Ao tilintar dos sinos portados pelos cuasimodistas tem início a marcha. Primeiro ao trote, depois ao galope, avançam cerca de 1500 cavalos, fazendo tremer o solo por onde passam, montados pelos corredores de Cristo, os custódios de Jesus Sacramentado.

Saindo pela Avenida San Martín, a grandiosa procissão de cavaleiros faz uma pequena parada na capela Santa Maria, nas imediações da cidade.

Logo retoma a marcha e, sempre a galope, entra no povoado de Esmeralda, cujas ruas estão adornadas com guirlandas de papel branco e amarelo. Uma grande quantidade de fiéis se persigna e se ajoelha à passagem do Santíssimo.

Em cada local onde há enfermos para comungar, está montado um pequeno altar encimado por um arco de folhas de palmeiras em cuja esmerada confecção se revelam o engenho e o fervor dos camponeses.

A procissão se estende por mais de oito quarteirões, é impossível que todos os seus participantes assistam a cada cerimônia de Comunhão.

Assim, eles são divididos em grupos, de acordo com as respectivas irmandades. O grupo que assiste a uma cerimônia passa da frente para o final do cortejo, dando lugar ao grupo seguinte.

É impressionante ouvir o ressoar de todos aqueles cascos sobre a terra e presenciar a fé e devoção com que esses camponeses desempenham seu papel de escoltar Nosso Senhor Sacramentado. Durante todo o percurso, refulge em seus olhos a alegria de ser católico.

A festa do Cuasimodo não tem cânticos próprios, mas sim proclamações de trechos da Liturgia, como os seguintes: 

“Santo, Santo, Santo, é o Senhor Deus dos Exércitos; os céus estão cheios da majestade de sua glória”. – “Glória ao Pai, glória ao Filho, glória ao Espírito Santo”. 

Deixando o povoado de Esmeralda, a procissão segue por precárias estradas rurais até a capela de Rosário Sul, outra localidade próxima.
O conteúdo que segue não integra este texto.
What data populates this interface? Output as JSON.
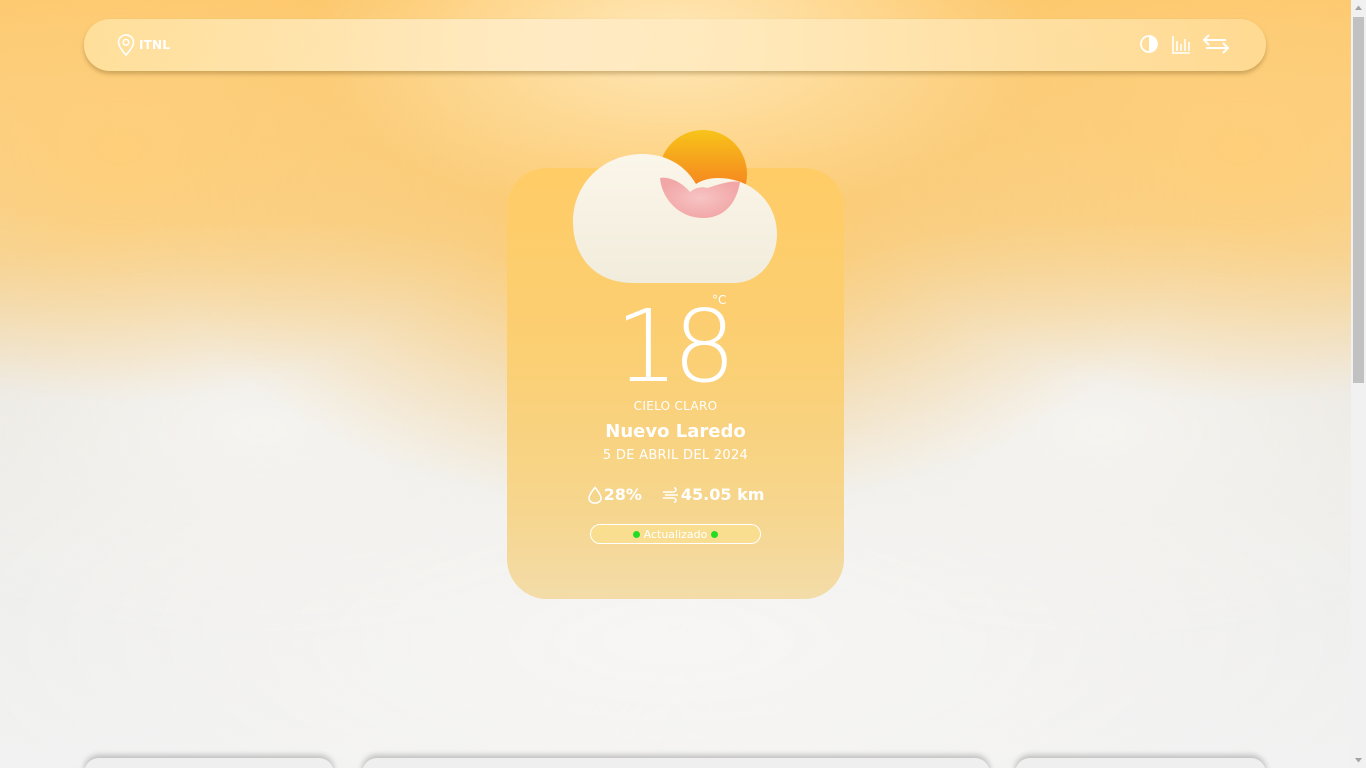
{
  "header": {
    "location_label": "ITNL",
    "icons": [
      "location-pin-icon",
      "contrast-icon",
      "chart-icon",
      "swap-icon"
    ]
  },
  "weather": {
    "temperature": "18",
    "unit": "°C",
    "condition": "CIELO CLARO",
    "city": "Nuevo Laredo",
    "date": "5 DE ABRIL DEL 2024",
    "humidity": "28%",
    "wind": "45.05 km",
    "status": "Actualizado",
    "icon": "cloud-sun-icon"
  },
  "colors": {
    "accent": "#ffcc66",
    "status_dot": "#22dd22",
    "text": "#ffffff"
  }
}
Depois de um pequeno descanso, continua a galopada rumo a numerosos outros lugarejos onde o Rei dos Reis vai ver os lares e os corações de seus filhos anciãos e enfermos.

O dia foi exaustivo para todos os ginetes, e um certo cansaço reflete-se nos seus rostos curtidos pelo sol. Porém, esses homens acostumados ao duro trabalho do campo ainda têm ânimo para encerrá-lo com chave de ouro.

São quase cinco horas da tarde quando a comitiva chega à Medialuna de Colina, ampla esplanada onde se realiza o ato culminante da festa do Cuasimodo: a celebração da Eucaristia, presidida pelo Arcebispo de Santiago, Cardeal Francisco Javier Errázuriz. 

Com a celebração da Missa, terminou a esplendorosa festa. Como os demais participantes, afastamo-nos lentamente, já saudosos dessa manifestação de fervor e beleza.

Assim como o Cuasimodo nos convida a correr a Cristo, proclamando a fé na presença real de Jesus na Eucaristia, corramos nós também para junto d’Ele, busquemo-Lo, acompanhemo-Lo e permaneçamos a seu lado até o dia em que possamos vê-Lo face a face no Céu.


1 Discurso sobre la religiosidad popular y devoción mariana, La Serena, 5/4/1987.